Ryanair Plane Window Shatters Mid-Flight After Engine Part Detaches, Passenger Nearly Sucked Out

YnetCenter
Translated & summarized from Ynet by baba
The story · English

Two days after a dramatic incident on a Ryanair flight from Greece to Germany, new details have emerged about the event in which a passenger was partially sucked out of a shattered window. According to two sources speaking to Reuters, a part of the plane's engine detached and struck the window, though this has not been officially confirmed. The incident occurred shortly after takeoff from Thessaloniki on Friday, at about 20,000 feet altitude, when a loud explosion was heard, a window broke, cabin pressure dropped, and oxygen masks deployed. The passenger seated by the window was pulled out up to his shoulders but was held and pulled back inside by his wife and other passengers. Witnesses described the passenger bleeding from the head and fainting multiple times.

Video footage circulating on social media appears to show an uncontained engine failure, where internal engine parts break through the engine casing and send debris flying. The Boeing 737 NG aircraft had also turned back to Thessaloniki the previous day after departing for Sarajevo, though the reasons for that return and any connection to Friday’s event remain unclear. The U.S. Federal Aviation Administration (FAA) and Boeing have joined the investigation, which is being led by North Macedonia, where the incident occurred in its airspace. The Serbian consulate in Greece confirmed the passenger is a Serbian citizen hospitalized in Thessaloniki’s AHEPA University Hospital in stable condition with neck injuries, abrasions, and burns.

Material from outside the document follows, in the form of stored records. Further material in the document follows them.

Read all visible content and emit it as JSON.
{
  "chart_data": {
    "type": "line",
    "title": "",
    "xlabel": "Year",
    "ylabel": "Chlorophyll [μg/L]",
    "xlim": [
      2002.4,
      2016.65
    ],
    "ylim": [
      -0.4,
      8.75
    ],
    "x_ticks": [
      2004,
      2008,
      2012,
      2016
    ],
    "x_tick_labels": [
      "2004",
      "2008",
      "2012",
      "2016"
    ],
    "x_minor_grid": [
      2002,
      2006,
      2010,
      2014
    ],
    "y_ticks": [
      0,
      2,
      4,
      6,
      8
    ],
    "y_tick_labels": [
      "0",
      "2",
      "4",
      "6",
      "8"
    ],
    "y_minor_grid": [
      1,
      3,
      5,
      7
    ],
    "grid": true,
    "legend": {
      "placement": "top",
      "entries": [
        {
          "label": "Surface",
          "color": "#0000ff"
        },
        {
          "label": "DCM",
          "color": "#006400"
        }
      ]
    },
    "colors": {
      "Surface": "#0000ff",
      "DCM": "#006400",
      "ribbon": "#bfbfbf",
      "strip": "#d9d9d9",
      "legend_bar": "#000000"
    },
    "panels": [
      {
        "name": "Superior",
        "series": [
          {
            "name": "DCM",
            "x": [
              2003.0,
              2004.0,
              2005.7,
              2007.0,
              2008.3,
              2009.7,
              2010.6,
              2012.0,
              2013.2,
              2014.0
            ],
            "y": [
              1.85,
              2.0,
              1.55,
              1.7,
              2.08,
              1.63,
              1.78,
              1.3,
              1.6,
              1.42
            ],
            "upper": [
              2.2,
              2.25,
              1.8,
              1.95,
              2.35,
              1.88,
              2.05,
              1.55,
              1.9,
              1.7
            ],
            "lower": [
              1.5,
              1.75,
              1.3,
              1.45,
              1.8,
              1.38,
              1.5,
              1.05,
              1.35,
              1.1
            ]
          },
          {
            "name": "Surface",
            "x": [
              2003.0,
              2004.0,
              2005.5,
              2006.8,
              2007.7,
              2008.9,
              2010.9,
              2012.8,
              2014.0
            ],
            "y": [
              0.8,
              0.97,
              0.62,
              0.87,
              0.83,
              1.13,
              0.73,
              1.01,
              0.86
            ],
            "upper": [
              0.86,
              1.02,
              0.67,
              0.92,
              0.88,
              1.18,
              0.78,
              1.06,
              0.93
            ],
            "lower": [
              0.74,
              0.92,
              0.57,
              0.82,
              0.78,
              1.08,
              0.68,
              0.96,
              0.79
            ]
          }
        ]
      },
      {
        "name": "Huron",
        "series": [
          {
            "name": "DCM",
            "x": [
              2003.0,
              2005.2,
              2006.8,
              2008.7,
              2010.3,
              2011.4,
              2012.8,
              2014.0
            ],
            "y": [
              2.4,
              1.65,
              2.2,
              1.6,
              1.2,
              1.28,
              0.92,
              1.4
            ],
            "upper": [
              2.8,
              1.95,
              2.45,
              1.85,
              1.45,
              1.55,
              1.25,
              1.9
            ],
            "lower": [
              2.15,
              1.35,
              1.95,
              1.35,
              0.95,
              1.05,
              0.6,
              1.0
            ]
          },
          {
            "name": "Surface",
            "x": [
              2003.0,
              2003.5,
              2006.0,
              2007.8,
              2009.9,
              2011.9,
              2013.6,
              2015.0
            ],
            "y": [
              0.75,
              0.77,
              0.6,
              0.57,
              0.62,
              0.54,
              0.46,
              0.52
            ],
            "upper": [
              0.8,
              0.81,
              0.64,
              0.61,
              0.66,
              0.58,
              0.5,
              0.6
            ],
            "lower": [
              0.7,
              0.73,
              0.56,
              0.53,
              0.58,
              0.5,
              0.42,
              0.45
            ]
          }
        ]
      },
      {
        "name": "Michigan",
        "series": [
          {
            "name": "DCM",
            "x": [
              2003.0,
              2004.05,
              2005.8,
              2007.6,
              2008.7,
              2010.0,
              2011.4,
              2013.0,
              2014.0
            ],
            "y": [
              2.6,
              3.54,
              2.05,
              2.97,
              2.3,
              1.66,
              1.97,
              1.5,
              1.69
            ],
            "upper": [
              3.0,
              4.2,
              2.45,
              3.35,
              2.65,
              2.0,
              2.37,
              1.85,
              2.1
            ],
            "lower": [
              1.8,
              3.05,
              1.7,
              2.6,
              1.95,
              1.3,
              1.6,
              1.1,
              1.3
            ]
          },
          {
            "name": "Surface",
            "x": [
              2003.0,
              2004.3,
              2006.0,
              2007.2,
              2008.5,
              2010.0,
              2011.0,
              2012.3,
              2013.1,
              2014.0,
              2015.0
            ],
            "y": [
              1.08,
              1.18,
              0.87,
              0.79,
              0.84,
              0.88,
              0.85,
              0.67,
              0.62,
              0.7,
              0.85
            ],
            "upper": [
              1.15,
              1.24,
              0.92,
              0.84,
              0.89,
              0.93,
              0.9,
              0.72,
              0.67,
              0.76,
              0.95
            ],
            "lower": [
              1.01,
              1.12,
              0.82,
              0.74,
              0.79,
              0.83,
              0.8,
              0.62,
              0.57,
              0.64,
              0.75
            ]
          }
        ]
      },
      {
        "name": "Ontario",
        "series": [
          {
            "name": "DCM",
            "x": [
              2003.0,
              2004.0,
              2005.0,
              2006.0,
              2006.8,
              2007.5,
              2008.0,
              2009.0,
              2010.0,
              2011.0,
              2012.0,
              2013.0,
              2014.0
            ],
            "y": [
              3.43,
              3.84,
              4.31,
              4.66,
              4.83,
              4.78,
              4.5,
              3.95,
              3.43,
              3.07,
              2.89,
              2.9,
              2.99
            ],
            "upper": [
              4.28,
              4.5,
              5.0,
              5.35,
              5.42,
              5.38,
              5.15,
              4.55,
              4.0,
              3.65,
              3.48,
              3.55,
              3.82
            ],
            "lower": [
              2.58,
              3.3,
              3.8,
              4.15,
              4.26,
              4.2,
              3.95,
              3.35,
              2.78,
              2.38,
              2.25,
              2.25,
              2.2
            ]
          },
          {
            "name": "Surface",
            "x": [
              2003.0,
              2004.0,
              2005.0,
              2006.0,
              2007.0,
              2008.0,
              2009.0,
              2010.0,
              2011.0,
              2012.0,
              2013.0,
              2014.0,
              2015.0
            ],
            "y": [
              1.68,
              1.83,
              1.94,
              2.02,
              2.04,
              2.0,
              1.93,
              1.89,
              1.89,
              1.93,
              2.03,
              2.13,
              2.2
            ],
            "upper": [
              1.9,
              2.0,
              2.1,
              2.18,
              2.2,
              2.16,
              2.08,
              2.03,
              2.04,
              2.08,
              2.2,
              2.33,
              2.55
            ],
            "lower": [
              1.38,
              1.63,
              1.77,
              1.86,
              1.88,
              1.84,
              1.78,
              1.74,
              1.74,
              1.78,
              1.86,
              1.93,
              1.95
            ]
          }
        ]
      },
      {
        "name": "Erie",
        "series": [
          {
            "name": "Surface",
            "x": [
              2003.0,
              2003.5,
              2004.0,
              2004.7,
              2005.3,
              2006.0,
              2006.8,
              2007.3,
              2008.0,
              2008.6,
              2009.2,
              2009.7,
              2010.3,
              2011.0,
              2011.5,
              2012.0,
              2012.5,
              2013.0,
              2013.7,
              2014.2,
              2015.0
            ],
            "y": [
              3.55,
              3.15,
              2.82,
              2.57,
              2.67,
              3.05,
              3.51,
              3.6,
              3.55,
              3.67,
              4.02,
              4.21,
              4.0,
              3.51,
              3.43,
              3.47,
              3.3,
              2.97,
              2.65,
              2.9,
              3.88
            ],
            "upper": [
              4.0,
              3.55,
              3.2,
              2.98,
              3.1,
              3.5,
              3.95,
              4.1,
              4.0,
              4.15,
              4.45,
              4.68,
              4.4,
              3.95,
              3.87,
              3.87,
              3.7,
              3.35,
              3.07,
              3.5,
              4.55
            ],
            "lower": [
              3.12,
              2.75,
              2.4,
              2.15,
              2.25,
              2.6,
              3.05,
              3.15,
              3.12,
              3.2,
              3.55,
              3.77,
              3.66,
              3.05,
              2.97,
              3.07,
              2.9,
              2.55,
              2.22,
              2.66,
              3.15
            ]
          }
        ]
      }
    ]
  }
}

After safely landing in Thessaloniki, passengers were returned to the terminal and later flown to Germany on a replacement aircraft. Reuters recalled a similar 2018 incident involving a Southwest Airlines Boeing 737 NG, where an engine blade detached, broke a window, and caused a passenger fatality. Following that, the U.S. National Transportation Safety Board (NTSB) required Boeing to redesign the engine casing, with the FAA mandating completion of these changes by July 2028.